The Marketing Intelligence System
People’s preferences, technology, and environment, and culture inevitably change from year to year. That is why companies need to keep up with the times, track trends and adapt to new realities. It is well-known there are two types of companies – the ones that change and those that disappear. Thus, Kodak’s famous management case demonstrates the cost of neglecting change in the world. Intoxicated by its success, the company staked on the takeover of small businesses without noticing the flourishing of technology.
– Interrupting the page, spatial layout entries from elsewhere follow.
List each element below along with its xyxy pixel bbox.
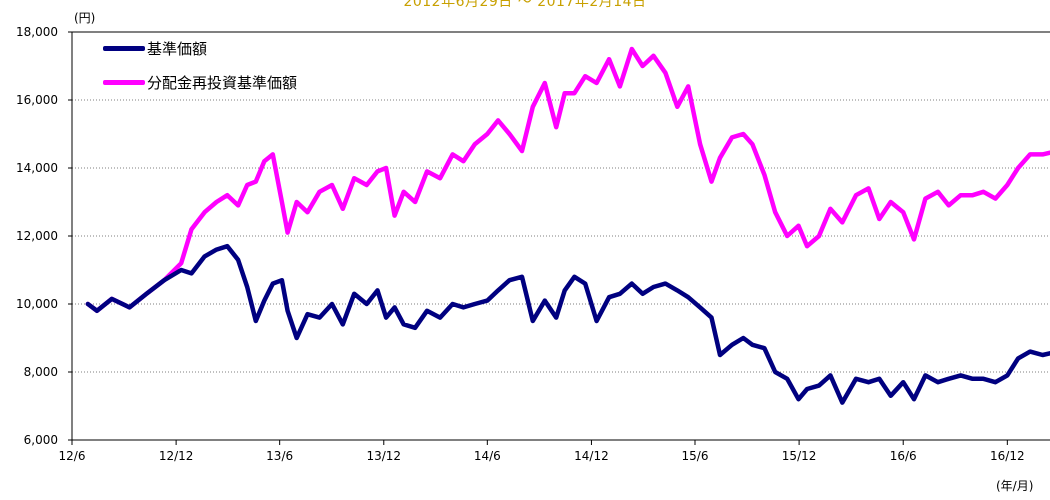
- series-line-nav: [85, 243, 1050, 405]
- y-tick-label: 18,000: [16, 25, 58, 39]
- x-tick-label: 12/12: [159, 449, 194, 463]
- series-layer: [85, 46, 1050, 405]
- y-axis-ticks: 6,000 8,000 10,000 12,000 14,000 16,000 18,000: [16, 25, 72, 447]
- legend-label-nav: 基準価額: [147, 39, 208, 58]
- x-axis-unit-label: (年/月): [996, 479, 1034, 493]
- x-tick-label: 14/12: [574, 449, 609, 463]
- y-axis-unit-label: (円): [74, 11, 96, 25]
- y-tick-label: 8,000: [24, 365, 58, 379]
- x-tick-label: 13/6: [266, 449, 293, 463]
- legend-swatch-nav: [103, 45, 145, 51]
- x-tick-label: 16/6: [890, 449, 917, 463]
- legend-swatch-reinvested: [103, 79, 145, 85]
- x-tick-label: 14/6: [474, 449, 501, 463]
- x-tick-label: 12/6: [59, 449, 86, 463]
- y-tick-label: 6,000: [24, 433, 58, 447]
- chart-subtitle: 2012年6月29日 ～ 2017年2月14日: [403, 0, 647, 10]
- y-tick-label: 10,000: [16, 297, 58, 311]
- x-tick-label: 15/12: [782, 449, 817, 463]
- series-line-reinvested: [85, 46, 1050, 314]
- y-tick-label: 14,000: [16, 161, 58, 175]
- legend-item-reinvested: 分配金再投資基準価額: [103, 70, 297, 94]
- y-tick-label: 12,000: [16, 229, 58, 243]
- y-tick-label: 16,000: [16, 93, 58, 107]
- legend-label-reinvested: 分配金再投資基準価額: [147, 73, 298, 92]
- gridlines: [72, 99, 1050, 373]
- x-axis-ticks: 12/6 12/12 13/6 13/12 14/6 14/12 15/6 15/12 16/6…: [59, 440, 1025, 463]
- x-tick-label: 15/6: [682, 449, 709, 463]
- legend-item-nav: 基準価額: [103, 36, 207, 60]
- x-tick-label: 16/12: [990, 449, 1025, 463]
- x-tick-label: 13/12: [366, 449, 401, 463]
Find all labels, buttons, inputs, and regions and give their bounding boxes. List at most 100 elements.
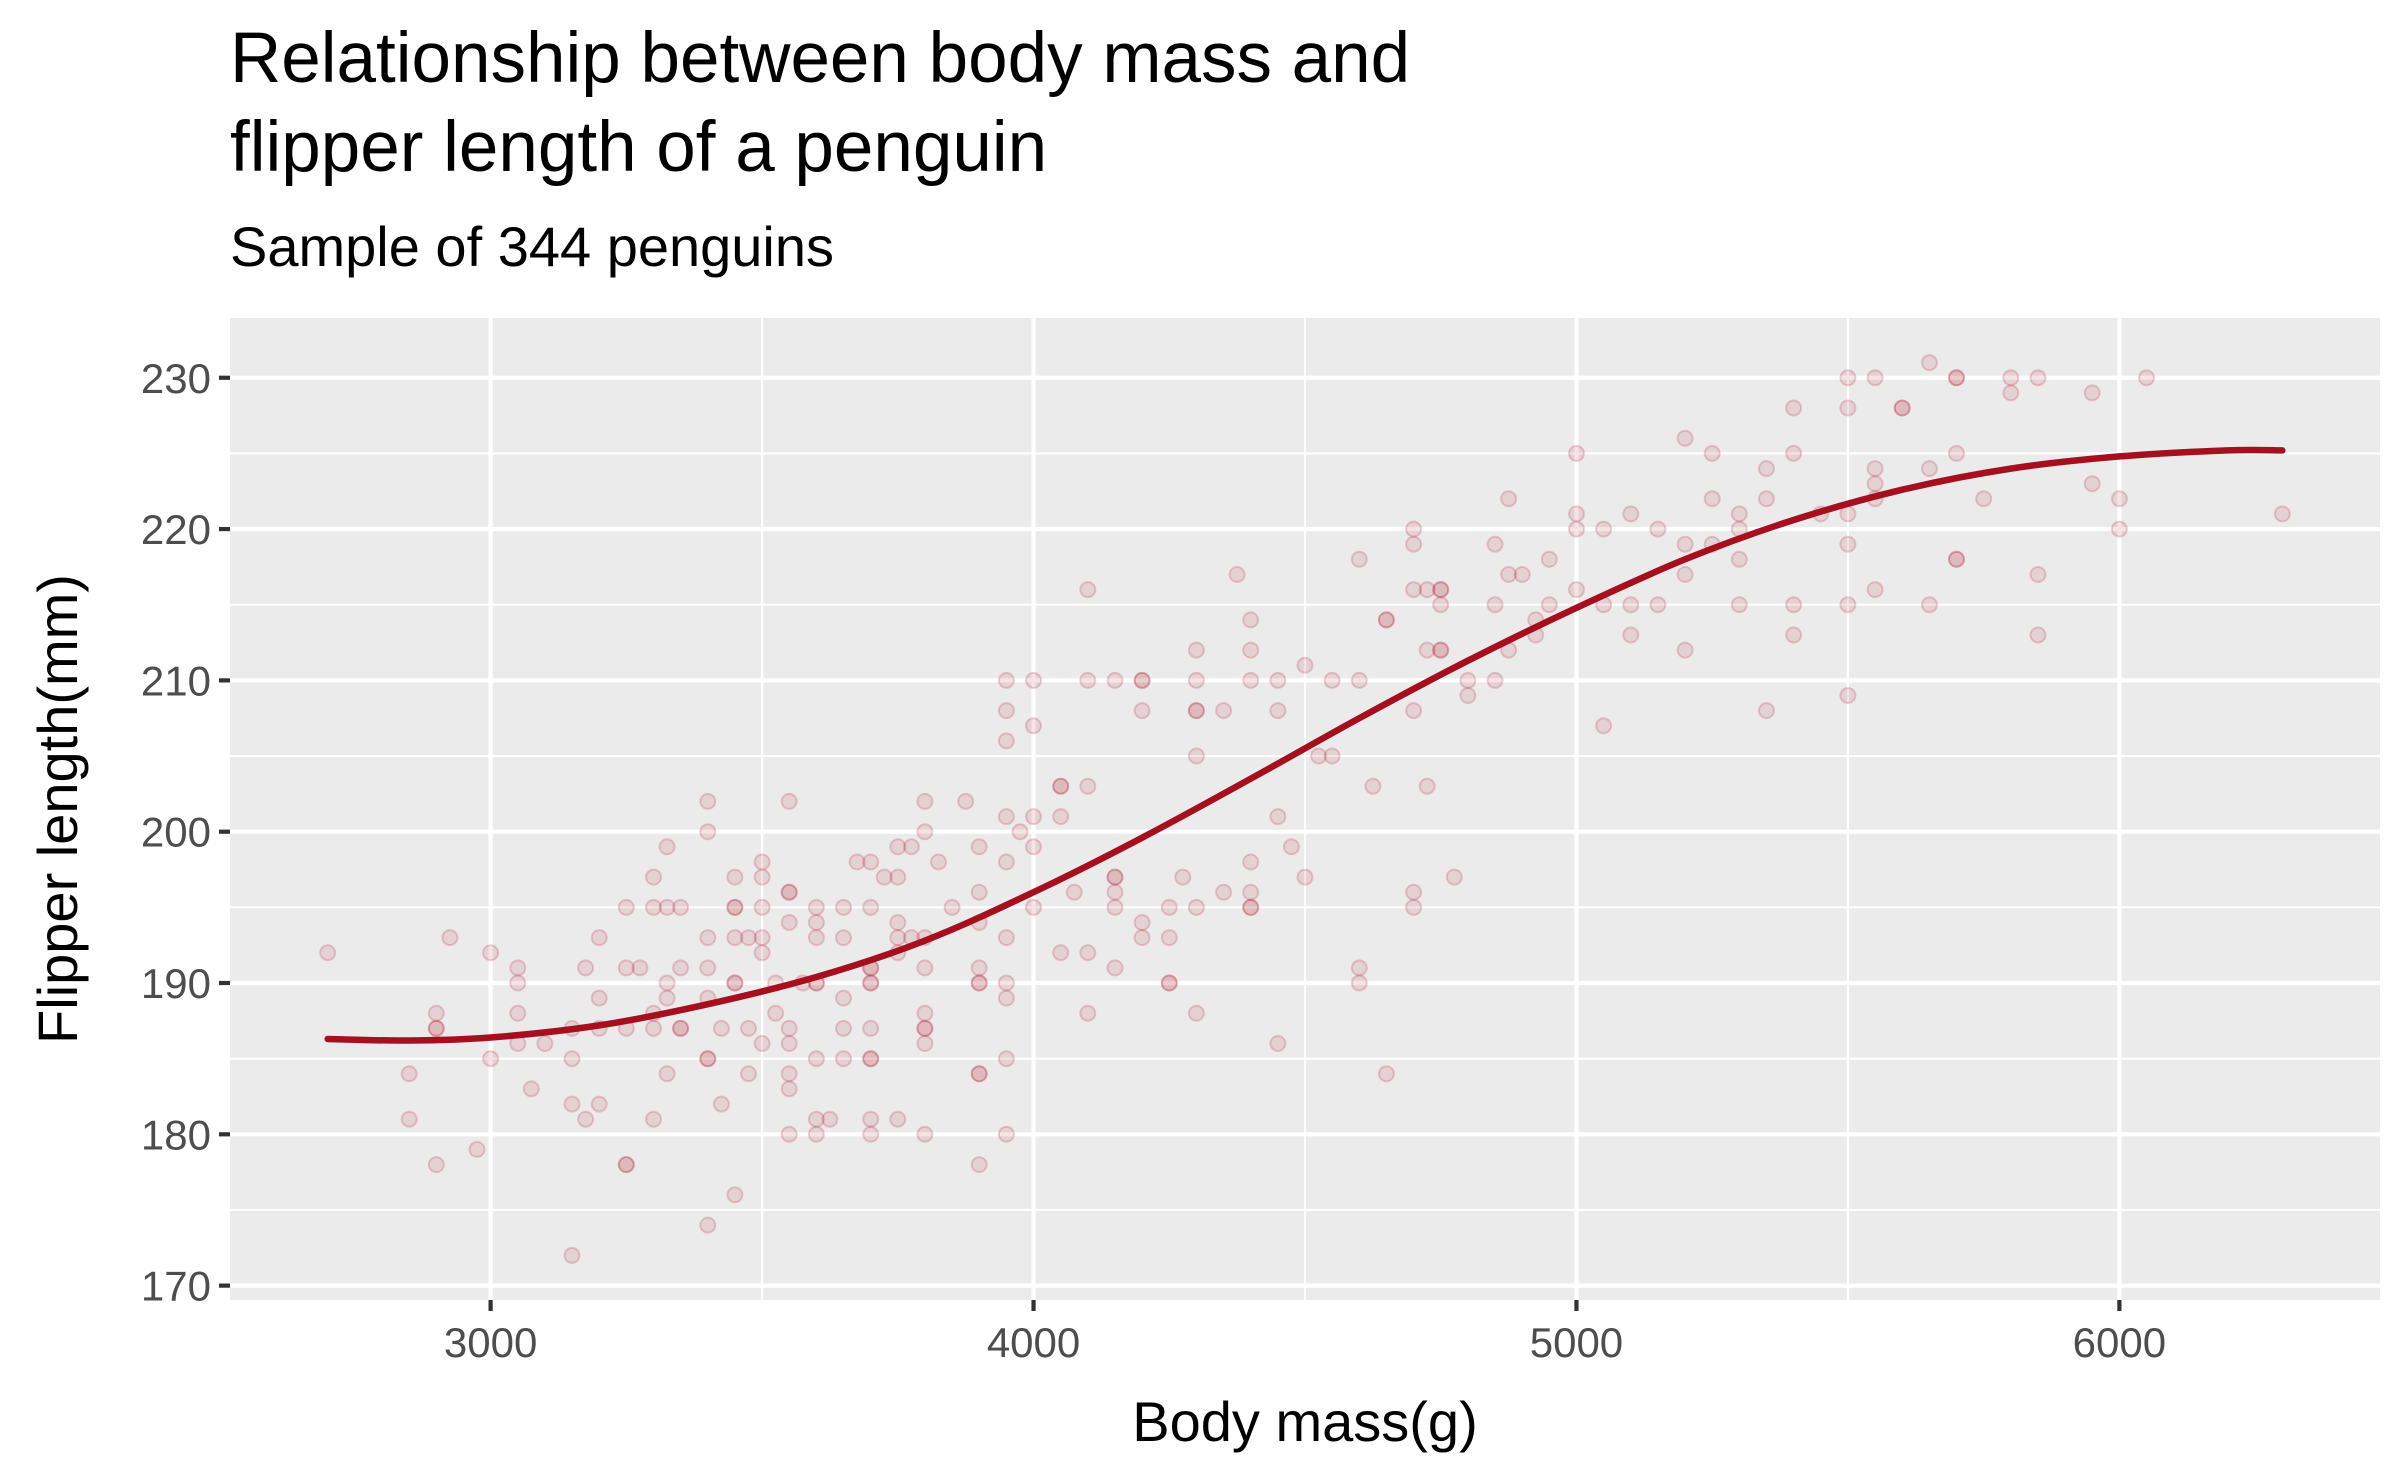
- data-point: [400, 1110, 418, 1128]
- data-point: [753, 944, 771, 962]
- data-point: [2002, 384, 2020, 402]
- data-point: [997, 1050, 1015, 1068]
- data-point: [1500, 490, 1518, 508]
- data-point: [712, 1019, 730, 1037]
- data-point: [780, 1035, 798, 1052]
- data-point: [1377, 611, 1395, 629]
- data-point: [1730, 550, 1748, 568]
- data-point: [1025, 717, 1042, 735]
- data-point: [1839, 505, 1857, 523]
- data-point: [862, 1019, 880, 1037]
- data-point: [1282, 838, 1300, 856]
- data-point: [1079, 1004, 1097, 1022]
- data-point: [970, 883, 988, 901]
- data-point: [780, 1065, 798, 1083]
- y-tick-label: 210: [141, 657, 211, 704]
- data-point: [726, 898, 744, 916]
- data-point: [1106, 868, 1124, 886]
- data-point: [1785, 626, 1803, 644]
- data-point: [699, 959, 717, 977]
- data-point: [997, 702, 1015, 720]
- data-point: [482, 944, 500, 962]
- data-point: [617, 898, 635, 916]
- data-point: [1269, 808, 1287, 826]
- data-point: [1568, 581, 1585, 599]
- data-point: [1187, 702, 1205, 720]
- data-point: [2110, 520, 2128, 538]
- data-point: [658, 974, 676, 992]
- data-point: [631, 959, 649, 977]
- data-point: [1405, 898, 1423, 916]
- data-point: [1758, 460, 1775, 478]
- data-point: [807, 898, 825, 916]
- data-point: [740, 1065, 757, 1083]
- data-point: [1445, 868, 1463, 886]
- data-point: [2029, 566, 2047, 583]
- data-point: [1405, 535, 1423, 553]
- data-point: [943, 898, 961, 916]
- y-axis-title: Flipper length(mm): [26, 574, 89, 1044]
- data-point: [1079, 581, 1097, 599]
- data-point: [1242, 641, 1260, 659]
- data-point: [1866, 581, 1884, 599]
- data-point: [1133, 702, 1151, 720]
- data-point: [1242, 898, 1260, 916]
- y-tick-label: 180: [141, 1111, 211, 1158]
- data-point: [427, 1156, 445, 1174]
- data-point: [672, 1019, 690, 1037]
- data-point: [902, 838, 920, 856]
- data-point: [862, 1110, 880, 1128]
- data-point: [1948, 550, 1965, 568]
- data-point: [916, 792, 934, 810]
- data-point: [712, 1095, 730, 1113]
- data-point: [1052, 777, 1070, 795]
- data-point: [1703, 444, 1721, 462]
- data-point: [1649, 520, 1667, 538]
- y-tick-label: 170: [141, 1263, 211, 1310]
- data-point: [889, 838, 907, 856]
- data-point: [658, 1065, 676, 1083]
- x-axis: 3000 4000 5000 6000: [444, 1300, 2166, 1366]
- y-tick-label: 220: [141, 506, 211, 553]
- data-point: [1785, 596, 1803, 614]
- data-points: [319, 354, 2291, 1264]
- data-point: [997, 974, 1015, 992]
- data-point: [1418, 777, 1436, 795]
- data-point: [1228, 566, 1246, 583]
- data-point: [2083, 384, 2101, 402]
- data-point: [726, 868, 744, 886]
- data-point: [780, 883, 798, 901]
- data-point: [577, 1110, 595, 1128]
- data-point: [1676, 535, 1694, 553]
- data-point: [482, 1050, 500, 1068]
- data-point: [807, 1110, 825, 1128]
- data-point: [862, 1050, 880, 1068]
- data-point: [699, 1050, 717, 1068]
- data-point: [726, 898, 744, 916]
- data-point: [916, 1019, 934, 1037]
- data-point: [658, 898, 676, 916]
- data-point: [1133, 929, 1151, 947]
- data-point: [1730, 596, 1748, 614]
- data-point: [916, 959, 934, 977]
- data-point: [807, 929, 825, 947]
- data-point: [916, 1019, 934, 1037]
- data-point: [1948, 444, 1965, 462]
- data-point: [1866, 460, 1884, 478]
- data-point: [1703, 490, 1721, 508]
- data-point: [875, 868, 893, 886]
- data-point: [835, 989, 852, 1007]
- data-point: [997, 732, 1015, 750]
- trend-line: [324, 446, 2286, 1044]
- data-point: [672, 959, 690, 977]
- data-point: [1432, 641, 1450, 659]
- data-point: [699, 823, 717, 841]
- data-point: [780, 792, 798, 810]
- data-point: [672, 1019, 690, 1037]
- data-point: [889, 1110, 907, 1128]
- data-point: [740, 929, 757, 947]
- data-point: [1893, 399, 1911, 417]
- data-point: [1676, 429, 1694, 447]
- data-point: [780, 1019, 798, 1037]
Marketing intelligence is an instrument designed to keep a company informed about the environment that affects the company’s activity. This is a continuing process based on particular procedures to collect essential information about alterations in the company’s marketing environment. For instance, this tool is necessary to develop marketing plans and solutions and make appropriate adjustments. Marketing intelligence does not exist as a stand-alone activity or as a specific function of an organization. Marketing intelligence is an integral part of the complex management decision-making process in response to challenges from the external environment. It should be considered one of the stages of the decision-making process by the organization’s management. Collecting information about the influence of environmental factors is associated with finding a solution to any specific problem facing the organization. The news promptly delivered to the management allows the problem to be recognized in time. A timely recognized problem enables leaders to move on to the process of searching for options for possible solutions.
Most marketing managers use internal sources of information – these are working materials and firm archives from which information can be extracted to assess the current marketing situation and marketing problems. The external data a firm is interested in can be divided into three categories: 1) information about the macro environment; 2) information about competitors; 3) information about various innovations and trends. This information can be granted by a hired external agency or another enterprise within a companies’ framework.
Many large companies today have dedicated departments to collect and process marketing intelligence. Employees of these departments look through publications, select news about markets, products, consumers that are important for the company, and send reviews to marketing managers. Marketing intelligence is an essential element of change management in any company that ensures its ability to react quickly when the environment or customer’s preferences are changing.